Par acte sous seing privé en date du 13 octobre 2020, Monsieur [C] [D] s’est porté caution.
Un état des lieux d’entrée contradictoire entre les parties a été établi le 13 octobre 2020.
Monsieur [O] [D] et Madame [P] [Y] ont donné congé. Un état des lieux de sortie contradictoire entre les parties a été établi le 26 juillet 2024.
La SCI LA BOISSIERE a fait assigner Monsieur [O] [D], Monsieur [C] [D] et Madame [P] [Y] devant le juge des contentieux de la protection de Saint-Quentin par deux actes du 6 février et du 2 avril 2025 pour obtenir la réparation des désordres locatifs.

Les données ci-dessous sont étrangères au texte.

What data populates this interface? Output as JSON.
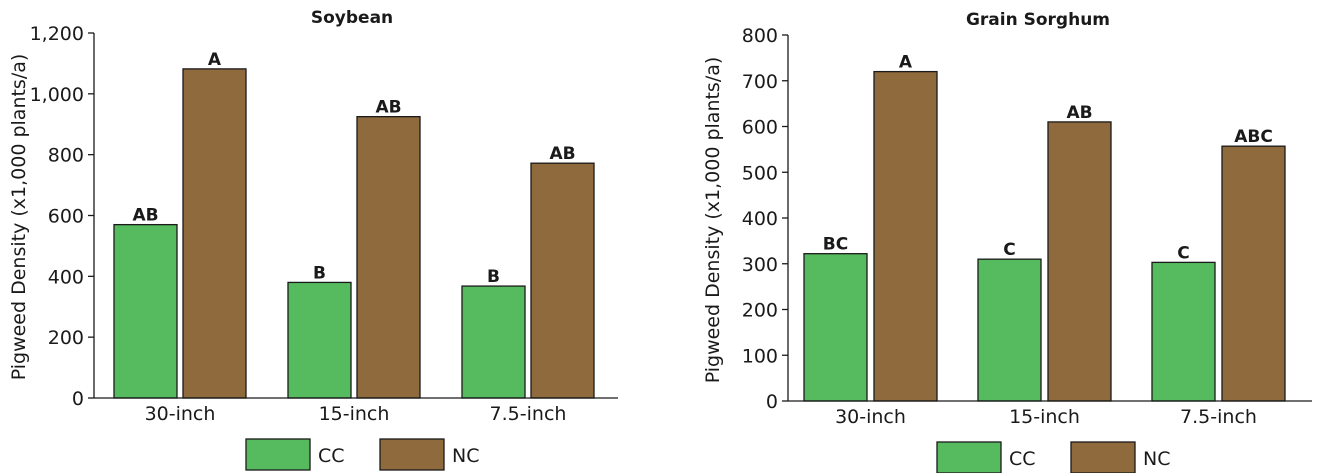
{
  "chart_data": [
    {
      "type": "bar",
      "title": "Soybean",
      "xlabel": "",
      "ylabel": "Pigweed Density (x1,000 plants/a)",
      "ylim": [
        0,
        1200
      ],
      "yticks": [
        "0",
        "200",
        "400",
        "600",
        "800",
        "1,000",
        "1,200"
      ],
      "ytick_values": [
        0,
        200,
        400,
        600,
        800,
        1000,
        1200
      ],
      "grid": false,
      "legend_position": "bottom-center",
      "categories": [
        "30-inch",
        "15-inch",
        "7.5-inch"
      ],
      "series": [
        {
          "name": "CC",
          "color": "#55bb5e",
          "values": [
            570,
            380,
            368
          ],
          "labels": [
            "AB",
            "B",
            "B"
          ]
        },
        {
          "name": "NC",
          "color": "#8f6a3c",
          "values": [
            1082,
            925,
            772
          ],
          "labels": [
            "A",
            "AB",
            "AB"
          ]
        }
      ]
    },
    {
      "type": "bar",
      "title": "Grain Sorghum",
      "xlabel": "",
      "ylabel": "Pigweed Density (x1,000 plants/a)",
      "ylim": [
        0,
        800
      ],
      "yticks": [
        "0",
        "100",
        "200",
        "300",
        "400",
        "500",
        "600",
        "700",
        "800"
      ],
      "ytick_values": [
        0,
        100,
        200,
        300,
        400,
        500,
        600,
        700,
        800
      ],
      "grid": false,
      "legend_position": "bottom-center",
      "categories": [
        "30-inch",
        "15-inch",
        "7.5-inch"
      ],
      "series": [
        {
          "name": "CC",
          "color": "#55bb5e",
          "values": [
            322,
            310,
            303
          ],
          "labels": [
            "BC",
            "C",
            "C"
          ]
        },
        {
          "name": "NC",
          "color": "#8f6a3c",
          "values": [
            720,
            610,
            557
          ],
          "labels": [
            "A",
            "AB",
            "ABC"
          ]
        }
      ]
    }
  ]
}
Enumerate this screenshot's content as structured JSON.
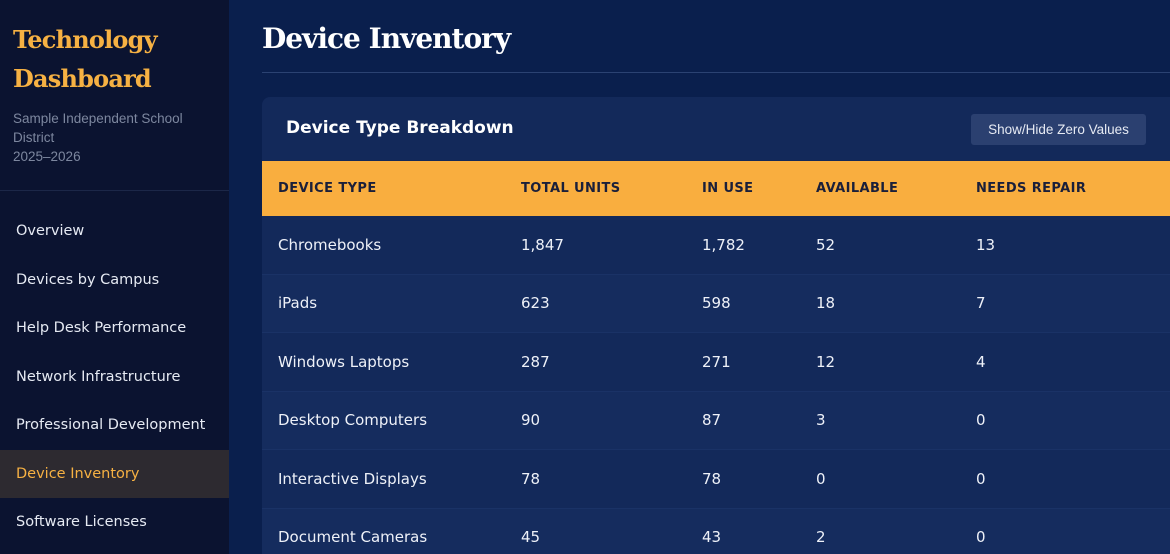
{
  "sidebar": {
    "brand_title_line1": "Technology",
    "brand_title_line2": "Dashboard",
    "district_line1": "Sample Independent School",
    "district_line2": "District",
    "year": "2025–2026",
    "items": [
      {
        "label": "Overview",
        "active": false
      },
      {
        "label": "Devices by Campus",
        "active": false
      },
      {
        "label": "Help Desk Performance",
        "active": false
      },
      {
        "label": "Network Infrastructure",
        "active": false
      },
      {
        "label": "Professional Development",
        "active": false
      },
      {
        "label": "Device Inventory",
        "active": true
      },
      {
        "label": "Software Licenses",
        "active": false
      }
    ]
  },
  "main": {
    "page_title": "Device Inventory",
    "card": {
      "title": "Device Type Breakdown",
      "toggle_button": "Show/Hide Zero Values",
      "columns": [
        "DEVICE TYPE",
        "TOTAL UNITS",
        "IN USE",
        "AVAILABLE",
        "NEEDS REPAIR"
      ],
      "rows": [
        [
          "Chromebooks",
          "1,847",
          "1,782",
          "52",
          "13"
        ],
        [
          "iPads",
          "623",
          "598",
          "18",
          "7"
        ],
        [
          "Windows Laptops",
          "287",
          "271",
          "12",
          "4"
        ],
        [
          "Desktop Computers",
          "90",
          "87",
          "3",
          "0"
        ],
        [
          "Interactive Displays",
          "78",
          "78",
          "0",
          "0"
        ],
        [
          "Document Cameras",
          "45",
          "43",
          "2",
          "0"
        ]
      ]
    }
  },
  "colors": {
    "accent": "#f9ae3f",
    "background": "#0a1f4d",
    "sidebar": "#0b1330",
    "card": "#13295a"
  }
}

A l’audience du 19 décembre 2025, la SCI LA BOISSIERE – représentée par Maître AKTAN – demande la condamnation solidaire des parties défenderesses à lui payer les sommes de :
— 239,47 euros au titre de l’arriéré locatif et de 731 euros pour les charges locatives, assortis des intérêts au taux légal à compter de la date de sortie,
— 22.072,59 euros au titre des réparations locatives,
— 118,26 euros au titre de la moitié des frais d’état des lieux,
— 3.600 euros au titre de la perte de loyers entre août 2024 et janvier 2025,
— 3.000 euros au titre de dommages et intérêts pour préjudice moral.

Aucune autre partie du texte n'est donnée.